Lower taxes, subsidies, avoiding government prices hikes, public policy regarding police action - all sorts of things - this article explains it pretty well
https://time.com/5476534/french-protests-successful-macron/?amp=true
From 62 to 64, and they rioted. For comparison Canada retirement age is 65 and many is states is 67. Your statement implies that the French retirement age is an outlier and it’s really not.
If you’re talking about the recent policy, the protests did not fix that. The president ignored public opinion, the labor unions, and then ignored Parliament, who voted against the measure, and forced it through. It’ll be interesting to see if that ends up permanent. If macron lasts longer than the new retirement age.
Actually:
June 4th, 2023, 300 Germans set fire to police barricades and attacked Leipzig police officers. The rioters were protesting jail sentences for people who attacked neo-nazis.
Source:
https://amp.cnn.com/cnn/2023/06/04/europe/leipzig-germany-lina-e-far-left-protest-intl/index.html
These are protests to breaches by authority against standing political, social and economic infrastructure rather than the infrastructure itself you are referring to; that infrastructure is as in place in France as it is in Germany.
“Astronomically”.
This is like making fun of a fireman using a bucket of water that’s twice as large as your bucket to put out a house fire.
They pay twice as much in taxes. Vs the ludicrous cost of most basic citizen necessities in the United States .

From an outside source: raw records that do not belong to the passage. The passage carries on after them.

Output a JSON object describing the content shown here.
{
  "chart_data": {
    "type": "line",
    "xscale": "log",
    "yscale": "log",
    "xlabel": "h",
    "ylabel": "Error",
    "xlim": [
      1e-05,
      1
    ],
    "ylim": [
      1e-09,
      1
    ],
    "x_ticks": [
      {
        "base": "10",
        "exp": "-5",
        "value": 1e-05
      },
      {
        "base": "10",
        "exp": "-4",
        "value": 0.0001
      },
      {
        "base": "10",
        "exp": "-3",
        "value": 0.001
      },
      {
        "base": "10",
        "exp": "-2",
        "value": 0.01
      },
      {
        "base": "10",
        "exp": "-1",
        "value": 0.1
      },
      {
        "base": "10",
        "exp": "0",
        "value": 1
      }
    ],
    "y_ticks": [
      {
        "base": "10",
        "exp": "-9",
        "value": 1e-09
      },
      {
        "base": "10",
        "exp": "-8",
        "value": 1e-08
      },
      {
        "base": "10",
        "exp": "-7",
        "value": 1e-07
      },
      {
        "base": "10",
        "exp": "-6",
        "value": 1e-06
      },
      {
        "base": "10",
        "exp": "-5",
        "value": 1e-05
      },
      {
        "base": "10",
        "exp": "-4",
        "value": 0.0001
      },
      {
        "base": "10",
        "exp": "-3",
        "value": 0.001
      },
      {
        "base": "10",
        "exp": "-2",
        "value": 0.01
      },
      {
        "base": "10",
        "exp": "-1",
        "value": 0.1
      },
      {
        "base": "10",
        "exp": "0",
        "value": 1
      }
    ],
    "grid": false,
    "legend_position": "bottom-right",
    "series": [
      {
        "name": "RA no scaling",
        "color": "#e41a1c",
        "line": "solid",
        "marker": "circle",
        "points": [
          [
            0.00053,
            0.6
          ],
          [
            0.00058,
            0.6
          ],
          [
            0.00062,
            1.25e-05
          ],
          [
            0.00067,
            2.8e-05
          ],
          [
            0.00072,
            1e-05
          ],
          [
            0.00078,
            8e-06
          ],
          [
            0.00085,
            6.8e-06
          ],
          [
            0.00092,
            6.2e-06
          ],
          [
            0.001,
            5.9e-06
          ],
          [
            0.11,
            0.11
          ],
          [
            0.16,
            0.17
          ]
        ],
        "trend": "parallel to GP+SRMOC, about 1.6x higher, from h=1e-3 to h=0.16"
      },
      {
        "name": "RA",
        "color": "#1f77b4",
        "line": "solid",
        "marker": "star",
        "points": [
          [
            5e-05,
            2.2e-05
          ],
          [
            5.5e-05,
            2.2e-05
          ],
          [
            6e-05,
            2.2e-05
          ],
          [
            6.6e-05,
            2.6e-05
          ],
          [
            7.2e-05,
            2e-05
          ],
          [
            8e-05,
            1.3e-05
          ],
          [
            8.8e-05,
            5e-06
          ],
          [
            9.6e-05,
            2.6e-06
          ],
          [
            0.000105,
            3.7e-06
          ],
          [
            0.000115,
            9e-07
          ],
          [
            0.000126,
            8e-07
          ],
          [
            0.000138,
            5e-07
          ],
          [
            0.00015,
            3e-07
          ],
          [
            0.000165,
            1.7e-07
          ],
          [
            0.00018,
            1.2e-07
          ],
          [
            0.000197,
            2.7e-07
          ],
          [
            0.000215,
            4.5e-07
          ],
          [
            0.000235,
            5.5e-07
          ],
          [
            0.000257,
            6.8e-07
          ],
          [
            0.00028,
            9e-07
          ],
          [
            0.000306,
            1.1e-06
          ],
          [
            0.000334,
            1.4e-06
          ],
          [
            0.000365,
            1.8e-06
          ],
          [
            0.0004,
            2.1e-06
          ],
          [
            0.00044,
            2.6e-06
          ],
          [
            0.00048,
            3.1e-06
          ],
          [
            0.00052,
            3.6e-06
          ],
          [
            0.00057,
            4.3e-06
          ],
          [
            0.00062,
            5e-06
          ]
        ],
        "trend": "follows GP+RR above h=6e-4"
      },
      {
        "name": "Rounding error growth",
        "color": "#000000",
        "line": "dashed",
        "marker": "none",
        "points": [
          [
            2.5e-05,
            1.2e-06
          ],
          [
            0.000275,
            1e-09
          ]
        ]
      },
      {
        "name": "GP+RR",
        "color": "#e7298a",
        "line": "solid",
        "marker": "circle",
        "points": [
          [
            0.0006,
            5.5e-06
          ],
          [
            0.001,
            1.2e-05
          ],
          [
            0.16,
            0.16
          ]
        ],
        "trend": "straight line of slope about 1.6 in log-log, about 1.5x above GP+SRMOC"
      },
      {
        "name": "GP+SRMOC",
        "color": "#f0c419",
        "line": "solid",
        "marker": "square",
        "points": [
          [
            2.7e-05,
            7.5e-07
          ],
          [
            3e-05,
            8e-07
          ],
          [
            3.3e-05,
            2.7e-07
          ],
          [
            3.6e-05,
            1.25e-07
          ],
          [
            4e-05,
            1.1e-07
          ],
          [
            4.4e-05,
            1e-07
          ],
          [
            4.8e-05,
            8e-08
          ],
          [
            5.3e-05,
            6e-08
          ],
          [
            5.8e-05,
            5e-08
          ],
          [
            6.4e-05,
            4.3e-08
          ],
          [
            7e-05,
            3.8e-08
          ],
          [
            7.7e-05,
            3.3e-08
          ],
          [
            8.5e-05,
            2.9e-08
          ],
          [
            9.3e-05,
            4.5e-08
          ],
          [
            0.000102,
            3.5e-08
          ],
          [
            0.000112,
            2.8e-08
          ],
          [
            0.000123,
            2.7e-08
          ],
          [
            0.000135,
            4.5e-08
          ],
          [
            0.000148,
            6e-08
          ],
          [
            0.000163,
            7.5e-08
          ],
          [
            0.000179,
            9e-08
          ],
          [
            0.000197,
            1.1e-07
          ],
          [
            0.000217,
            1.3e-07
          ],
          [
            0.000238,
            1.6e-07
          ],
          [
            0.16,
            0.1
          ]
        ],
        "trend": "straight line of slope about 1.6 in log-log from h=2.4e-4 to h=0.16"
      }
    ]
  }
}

Pay twice as much in taxes, you get affordable/basically free healthcare and adorable/basically free higher education(medical school is 2k a year in France). Affordable, reliable long-distance transportation/physical transportation infrastructure, a living and functional social security, but sure. Careful of those taxes you could pay that would cover all basic human necessities plus all major financial concerns until you croak.
As an example, instead of paying $3,000 in taxes per year, you could pay $6,000 in taxes per year, and you would be free to pursue any education you liked, including medical school, for $1000-$2000 per year instead of paying 30k per year just to learn core classes. Good thing you saved that 3k during tax season.